In der Literatur gibt es für den Hochfrequenzhandel keine allgemeingültige Definition5, da dieser durch stetige technische Entwicklungen in diversen Formen und Ausprägungen vorzufinden ist.6 Nachfolgend sollen daher die typischen Charakteristika des Hochfrequenzhandels aufgezeigt und dieser dadurch definiert werden.

Grundlegend lässt sich sagen, dass der Hochfrequenzhandel eine Form des computergenerierten Handels ist. Dieser ist dadurch definiert, dass Orders ausschließlich auf Basis algorithmischer Prozesse platziert werden. Diese Vorgänge geschehen vollautomatisch und ohne jeglichen Eingriff menschlichen Handelns.7,8

In der wissenschaftlichen Literatur ist es weiterhin strittig, in welchem Zusammenhang der Hochfrequenzhandel mit dem algorithmischen Handel, der ebenfalls zur Oberkategorie des computergenerierten Handels zählt,9 steht. Eine Behauptung, die sich in verschiedenster Literatur finden lässt, sieht den Hochfrequenzhandel als eine Unterform bzw. ein Spezialfall des algorithmischen Handels.10,11,12 Bei dieser Auslegung wird sich auf die Zusammengehörigkeit zum computergenerierten Handel, sowie auf ähnliche strategische Merkmale bezogen. Zum anderen vertritt Gresser (2016) die Meinung, dass Hochfrequenzhandel als eine Weiter- und Neuentwicklung des algorithmischen Handelns zu sehen ist.13 Aufgrund der Unstimmigkeiten und der regelmäßigen Vermischung der beiden Begriffe wird im späteren Verlauf der Arbeit eine Abgrenzung zwischen HFH und AT vorgenommen. Folgend werden typische Eigenschaften des Hochfrequenzhandels genannt, um seine Form präziser darzulegen.

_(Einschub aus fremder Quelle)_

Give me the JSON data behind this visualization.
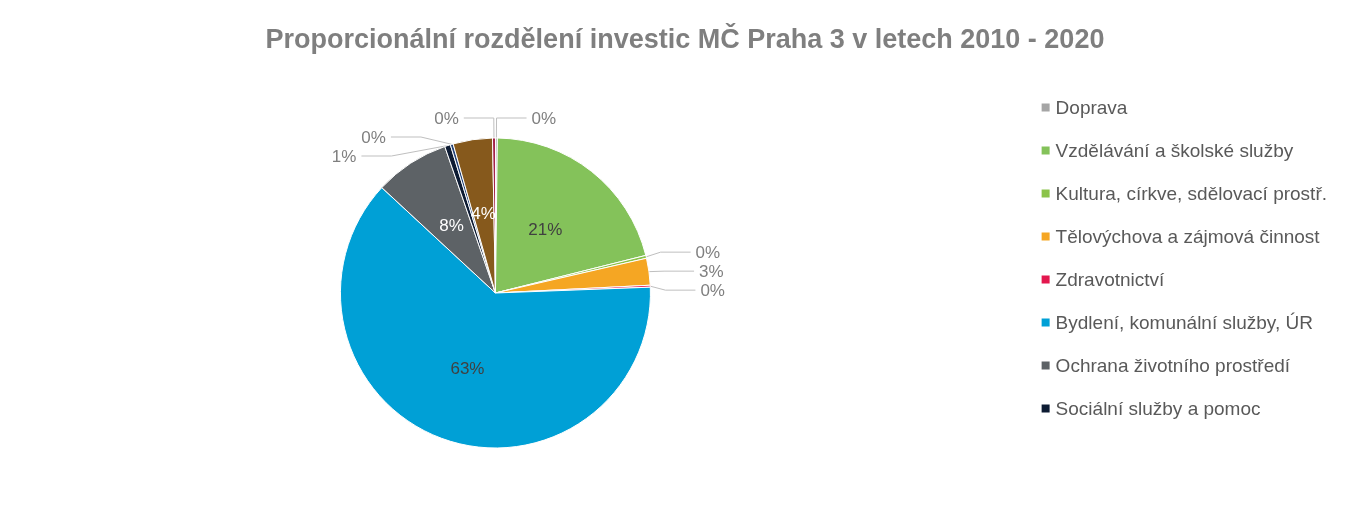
{
  "chart_data": {
    "type": "pie",
    "title": "Proporcionální rozdělení investic MČ Praha 3 v letech 2010 - 2020",
    "categories": [
      "Doprava",
      "Vzdělávání a školské služby",
      "Kultura, církve, sdělovací prostř.",
      "Tělovýchova a zájmová činnost",
      "Zdravotnictví",
      "Bydlení, komunální služby, ÚR",
      "Ochrana životního prostředí",
      "Sociální služby a pomoc",
      null,
      null,
      null
    ],
    "values": [
      0.2,
      20.9,
      0.3,
      2.8,
      0.2,
      62.5,
      7.8,
      0.6,
      0.3,
      4.1,
      0.3
    ],
    "value_labels": [
      "0%",
      "21%",
      "0%",
      "3%",
      "0%",
      "63%",
      "8%",
      "1%",
      "0%",
      "4%",
      "0%"
    ],
    "colors": [
      "#a5a5a5",
      "#84c25a",
      "#8bc34a",
      "#f5a623",
      "#e3174e",
      "#00a0d6",
      "#5d6266",
      "#0d1b33",
      "#264478",
      "#86591c",
      "#a0153e"
    ],
    "legend": "right"
  }
}
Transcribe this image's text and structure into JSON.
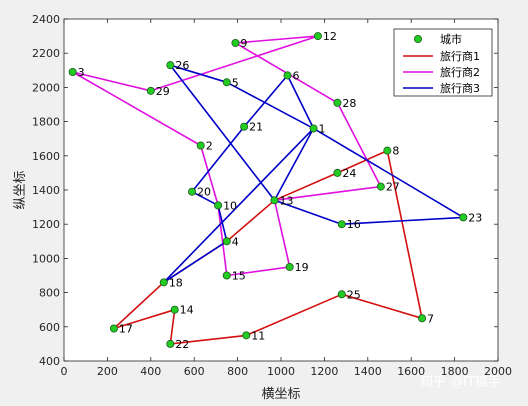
{
  "watermark": "知乎 @IT猿手",
  "chart_data": {
    "type": "scatter",
    "xlabel": "横坐标",
    "ylabel": "纵坐标",
    "xlim": [
      0,
      2000
    ],
    "ylim": [
      400,
      2400
    ],
    "xticks": [
      0,
      200,
      400,
      600,
      800,
      1000,
      1200,
      1400,
      1600,
      1800,
      2000
    ],
    "yticks": [
      400,
      600,
      800,
      1000,
      1200,
      1400,
      1600,
      1800,
      2000,
      2200,
      2400
    ],
    "grid": false,
    "legend_position": "top-right",
    "cities": {
      "name": "城市",
      "color": "#22cc22",
      "points": [
        {
          "id": "1",
          "x": 1150,
          "y": 1760
        },
        {
          "id": "2",
          "x": 630,
          "y": 1660
        },
        {
          "id": "3",
          "x": 40,
          "y": 2090
        },
        {
          "id": "4",
          "x": 750,
          "y": 1100
        },
        {
          "id": "5",
          "x": 750,
          "y": 2030
        },
        {
          "id": "6",
          "x": 1030,
          "y": 2070
        },
        {
          "id": "7",
          "x": 1650,
          "y": 650
        },
        {
          "id": "8",
          "x": 1490,
          "y": 1630
        },
        {
          "id": "9",
          "x": 790,
          "y": 2260
        },
        {
          "id": "10",
          "x": 710,
          "y": 1310
        },
        {
          "id": "11",
          "x": 840,
          "y": 550
        },
        {
          "id": "12",
          "x": 1170,
          "y": 2300
        },
        {
          "id": "13",
          "x": 970,
          "y": 1340
        },
        {
          "id": "15",
          "x": 750,
          "y": 900
        },
        {
          "id": "16",
          "x": 1280,
          "y": 1200
        },
        {
          "id": "17",
          "x": 230,
          "y": 590
        },
        {
          "id": "18",
          "x": 460,
          "y": 860
        },
        {
          "id": "19",
          "x": 1040,
          "y": 950
        },
        {
          "id": "20",
          "x": 590,
          "y": 1390
        },
        {
          "id": "21",
          "x": 830,
          "y": 1770
        },
        {
          "id": "22",
          "x": 490,
          "y": 500
        },
        {
          "id": "23",
          "x": 1840,
          "y": 1240
        },
        {
          "id": "24",
          "x": 1260,
          "y": 1500
        },
        {
          "id": "25",
          "x": 1280,
          "y": 790
        },
        {
          "id": "26",
          "x": 490,
          "y": 2130
        },
        {
          "id": "27",
          "x": 1460,
          "y": 1420
        },
        {
          "id": "28",
          "x": 1260,
          "y": 1910
        },
        {
          "id": "29",
          "x": 400,
          "y": 1980
        },
        {
          "id": "14",
          "x": 510,
          "y": 700
        }
      ]
    },
    "series": [
      {
        "name": "旅行商1",
        "color": "#d40f0f",
        "route": [
          "13",
          "4",
          "18",
          "17",
          "14",
          "22",
          "11",
          "25",
          "7",
          "8",
          "24",
          "13"
        ]
      },
      {
        "name": "旅行商2",
        "color": "#e010e0",
        "route": [
          "13",
          "27",
          "28",
          "9",
          "12",
          "29",
          "3",
          "2",
          "10",
          "15",
          "19",
          "13"
        ]
      },
      {
        "name": "旅行商3",
        "color": "#0000c8",
        "route": [
          "13",
          "1",
          "5",
          "26",
          "13",
          "16",
          "23",
          "1",
          "6",
          "21",
          "20",
          "10",
          "4",
          "18",
          "1"
        ]
      }
    ]
  }
}
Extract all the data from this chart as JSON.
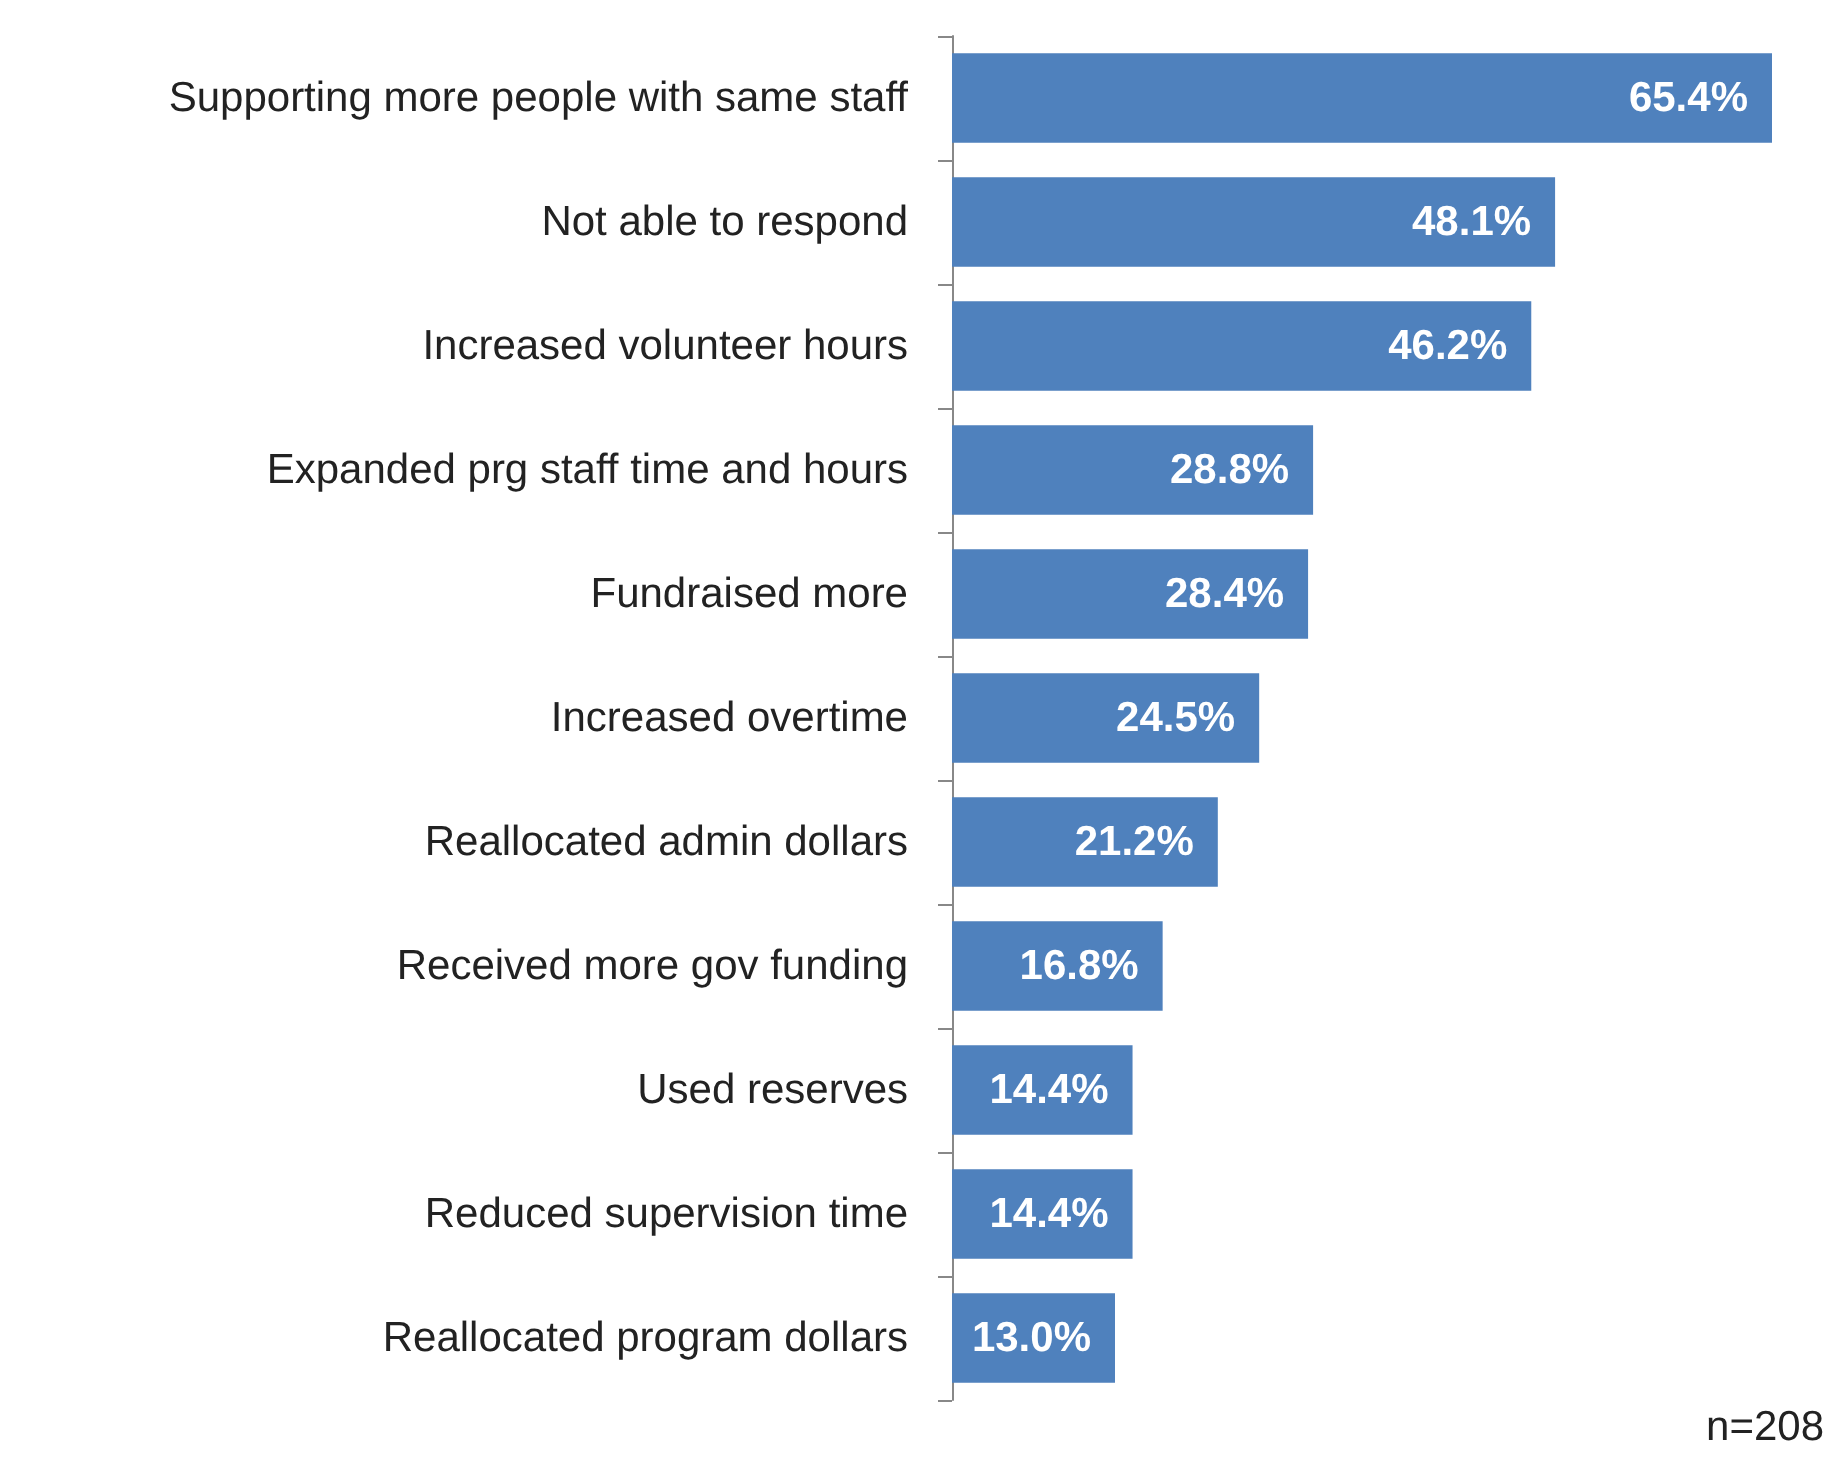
{
  "chart_data": {
    "type": "bar",
    "orientation": "horizontal",
    "categories": [
      "Supporting more people with same staff",
      "Not able to respond",
      "Increased volunteer hours",
      "Expanded prg staff time and hours",
      "Fundraised more",
      "Increased overtime",
      "Reallocated admin dollars",
      "Received more gov funding",
      "Used reserves",
      "Reduced supervision time",
      "Reallocated program dollars"
    ],
    "values": [
      65.4,
      48.1,
      46.2,
      28.8,
      28.4,
      24.5,
      21.2,
      16.8,
      14.4,
      14.4,
      13.0
    ],
    "value_labels": [
      "65.4%",
      "48.1%",
      "46.2%",
      "28.8%",
      "28.4%",
      "24.5%",
      "21.2%",
      "16.8%",
      "14.4%",
      "14.4%",
      "13.0%"
    ],
    "color": "#4f81bd",
    "tick_labels": "y",
    "annotations": [
      "n=208"
    ]
  }
}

Eine Charakteristik des Hochfrequenzhandels ist, dass extrem hohe Handelsvolumina eingesetzt werden. Aufgrund der hohen Handelsfrequenz und einer geringen Gewinnspanne, welche durch Ausnutzung minimaler Kursbewegungen bedingt wird, kann ein Hochfrequenzhandelssystem nur bei hohen Volumina profitabel agieren.14

Eine andere Besonderheit ist die Menge an Orderplatzierungen. Eine hohe Frequenz an Orders und Stornierungen ist der Grundpfeiler jeder Basisstrategie im Hochfrequenzhandel.15 Die Orderbücher werden von HFH-Systemen durch gezielte Orderaufgaben und sofortige Stornierungen derselbigen analysiert. Dadurch lässt sich ein Schema der anderen Marktakteure ableiten und in die eigene Strategie implementieren, damit so der beste Preis am Markt erzielt werden kann.16

Weiterhin als Kriterium zu nennen ist die besonders kurze Haltedauer.17 Da im Hochfrequenzhandel minimale Kursbewegungen genutzt werden, um Gewinne zu realisieren, sind die kurze Haltedauer und die geringe Gewinnmarge ein zentraler Unterschied gegenüber anderen Handelsformen. Da die Systeme Marktinformationen in Bruchteilen einer Sekunde verarbeiten, können die Handelsentscheidungen augenblicklich ausgeführt werden.18

Die kurze Haltedauer spiegelt sich zudem oft im Intraday Entry und Exit wieder, also dem Verkauf aller Positionen am Ende des Börsentages.19 Der Verkauf der Positionen, oder in manchen Fällen die Neutralisierung durch Gegenpositionen, wird durchgeführt, um etwaige Kursänderungen in der Zeit, in der kein Börsenzugang mehr möglich ist, zu verhindern.20

Für den Hochfrequenzhandel ist außerdem typisch, dass er auf liquiden Märkten agiert. Durch die hohe Handelsfrequenz mit hohen Handelsvolumina ist eine weitreichende Liquidität von großer Bedeutung.21 Denn nur wenn genügend Gegenpositionen im Orderbuch vorhanden sind, können die Systeme auf lange Sicht schnell genug agieren und profitabel arbeiten.22

Der hohe Innovations- und Technologisierungsgrad ist für den Hochfrequenzhandel ebenso repräsentativ,23 da die daraus resultierende Geschwindigkeit der entscheidende Erfolgsfaktor ist. Diese Entwicklung lässt sich auch bei den Übertragungswegen zu den Börsen erkennen. Börsenbetreiber investieren in schnelle Übertragungskabel und bieten sogenannte „Co-Locations“ an, in denen Händler Ihre Systeme in unmittelbarer Nähe zu den Rechenzentren der Börsen platzieren können.24 Diese Maßnahmen werden getroffen, um die Latenzzeit, also die Zeit der Datenübermittlung, so gering wie möglich zu halten und den Wettbewerbsvorsprung zu anderen Marktakteuren zu vergrößern.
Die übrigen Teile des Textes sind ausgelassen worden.